Я продолжал косить траву и вскоре ощутил присутствие дедушки. Это он научил меня водить косой. Его горячие ладони поверх моих маленьких. Правильный замах, косовище из посеревшего дерева, сталь, срезающая траву и укладывающая ее ровными рядками.
Все они были тут, со мной. Сидели вокруг, наблюдая за мной. Я отметил, что мне хочется называть Изабель Дэро бабушкой, и, похоже, во мне как раз освободилось местечко для этого слова. Эйнар пока оставался Эйнаром, хотя и для него имелось не занятое никем слово.
Поужинав ирландскими сосисками грубой рубки, я убрал за собой, и до самого вечера дом оставался теплым и уютным. Я вставил новые батарейки в радиоприемник и слушал норвежское вещание на потрескивающей длинной волне.
В Восточной Норвегии ожидались затяжные осадки. Всем своим существом я почувствовал беспокойство. Слишком много влаги, и весь урожай картофеля может погибнуть от сухой гнили. Как лишнее напоминание об этом, зарядил такой частый дождик, что, казалось, капли выскакивают из моря. Анст было почти не видно, и я опасался, что так же льет и у меня дома.
Утром я встал засветло. Стоял полный штиль, море было плоским. Я на веслах дошел до Анста, уселся на горушке повыше и стал смотреть вниз на домик Гвен. Около девяти часов я заметил шевеление за занавеской. Она открыла дверь ясному дню, потянулась и вернулась в дом.
Я посмотрел на часы. Решил спуститься к ней, но не знал, как объяснить свой визит. Ведь Агнес Браун рассказала мне вещи, из которых можно было заключить, что Гвен не та, за кого себя выдает.
Когда Агнес закончила стричь меня, я встал с кресла, и мы поднялись к ней в квартиру. Она отдала мне хранившуюся у нее запасную связку ключей от Хаф-Груни и, как мне показалось, сделала это с облегчением. А еще рассказала, что Эйнар много лет разыскивал безымянного ребенка, не желая задумываться о тщете своих усилий и даже не зная того, что удалось выяснить нам, – что это был его ребенок. Почти тысяча детей родились в Равенсбрюке в течение войны, но, по расчетам Красного Креста, выжили всего десять-пятнадцать.
Я представил себе Эйнара. Весь день со струбцинами и столярным клеем, лицом к лицу с распятием, он приглушал свою боль, возрождая искусство в разрушенных церквях. Глаза в глаза с апостолами, рука об руку с Девой Марией, день за днем перед Иисусом. Невозможно было остаться неверующим.
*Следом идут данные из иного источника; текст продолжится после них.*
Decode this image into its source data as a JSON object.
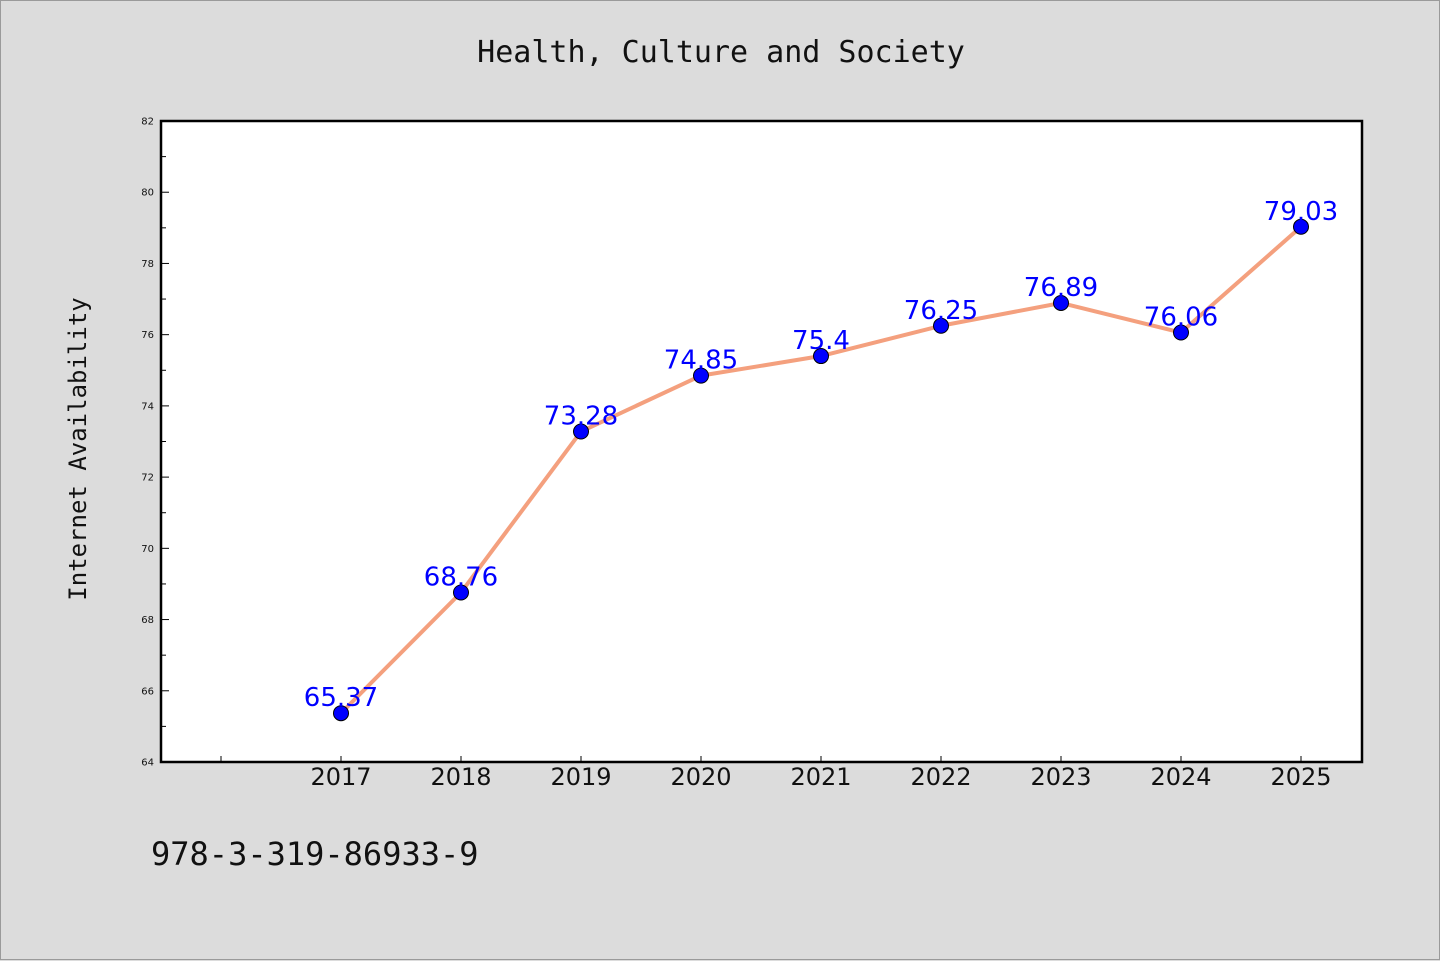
{
  "chart_data": {
    "type": "line",
    "title": "Health, Culture and Society",
    "xlabel": "",
    "ylabel": "Internet Availability",
    "categories": [
      "2017",
      "2018",
      "2019",
      "2020",
      "2021",
      "2022",
      "2023",
      "2024",
      "2025"
    ],
    "series": [
      {
        "values": [
          65.37,
          68.76,
          73.28,
          74.85,
          75.4,
          76.25,
          76.89,
          76.06,
          79.03
        ],
        "line_color": "#f4a07e",
        "marker_color": "#0000ff"
      }
    ],
    "data_labels": [
      "65.37",
      "68.76",
      "73.28",
      "74.85",
      "75.4",
      "76.25",
      "76.89",
      "76.06",
      "79.03"
    ],
    "ylim": [
      64,
      82
    ],
    "yticks": [
      "64",
      "66",
      "68",
      "70",
      "72",
      "74",
      "76",
      "78",
      "80",
      "82"
    ],
    "grid": false,
    "label_color": "#0000ff"
  },
  "footer": {
    "isbn": "978-3-319-86933-9"
  }
}
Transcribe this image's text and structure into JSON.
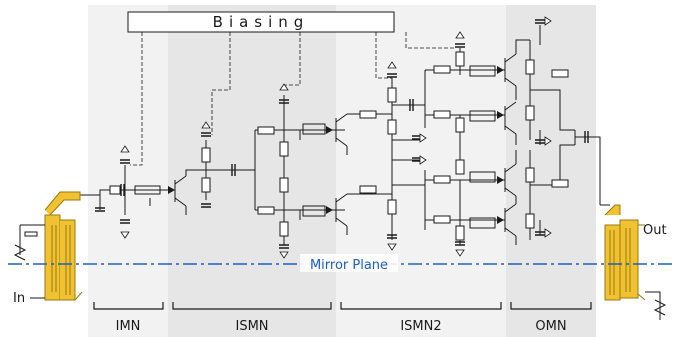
{
  "title": "Biasing",
  "mirror_label": "Mirror Plane",
  "port_in": "In",
  "port_out": "Out",
  "sections": [
    {
      "label": "IMN"
    },
    {
      "label": "ISMN"
    },
    {
      "label": "ISMN2"
    },
    {
      "label": "OMN"
    }
  ],
  "colors": {
    "band_light": "#f2f2f2",
    "band_dark": "#e6e6e6",
    "mirror": "#1f5fbf",
    "balun": "#f0c232",
    "balun_edge": "#9a7a10",
    "wire": "#1a1a1a"
  }
}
Он действовал так же, как когда разыскивал Изабель. Чтобы отблагодарить его, священники писали для него письма. Он ездил по детским домам, разыскивая ребенка, родившегося в январе 1945 года. Но и сам понимал, что эти поиски бесплодны, так как если ребенок и выжил, то его, скорее всего, взяли в приемную семью и он ничего не знает о своем происхождении. К концу пятидесятых Эйнар все сильнее отчаивался. Из-за «холодной войны» стало сложнее получать въездные визы, границы закрылись, и он все больше времени проводил на Хаф-Груни, не находя покоя, в постоянном напряжении, бросая ненавидящие взгляды в направлении Дункана Уинтерфинча. Он оборудовал себе столярную мастерскую и зарабатывал на хлеб, сколачивая безыскусную мебель, которую принимал на продажу один магазинчик в Леруике.
– Но где ты берешь материал? – спросила его как-то Агнес.
– Его выбрасывает морем, – сказал он. Дело в том, что Хаф-Груни омывают морские течения, приносящие с собой бревна и доски и из России, и от берегов Норвегии, a иногда Эйнар находил даже твердые породы дерева из Америки.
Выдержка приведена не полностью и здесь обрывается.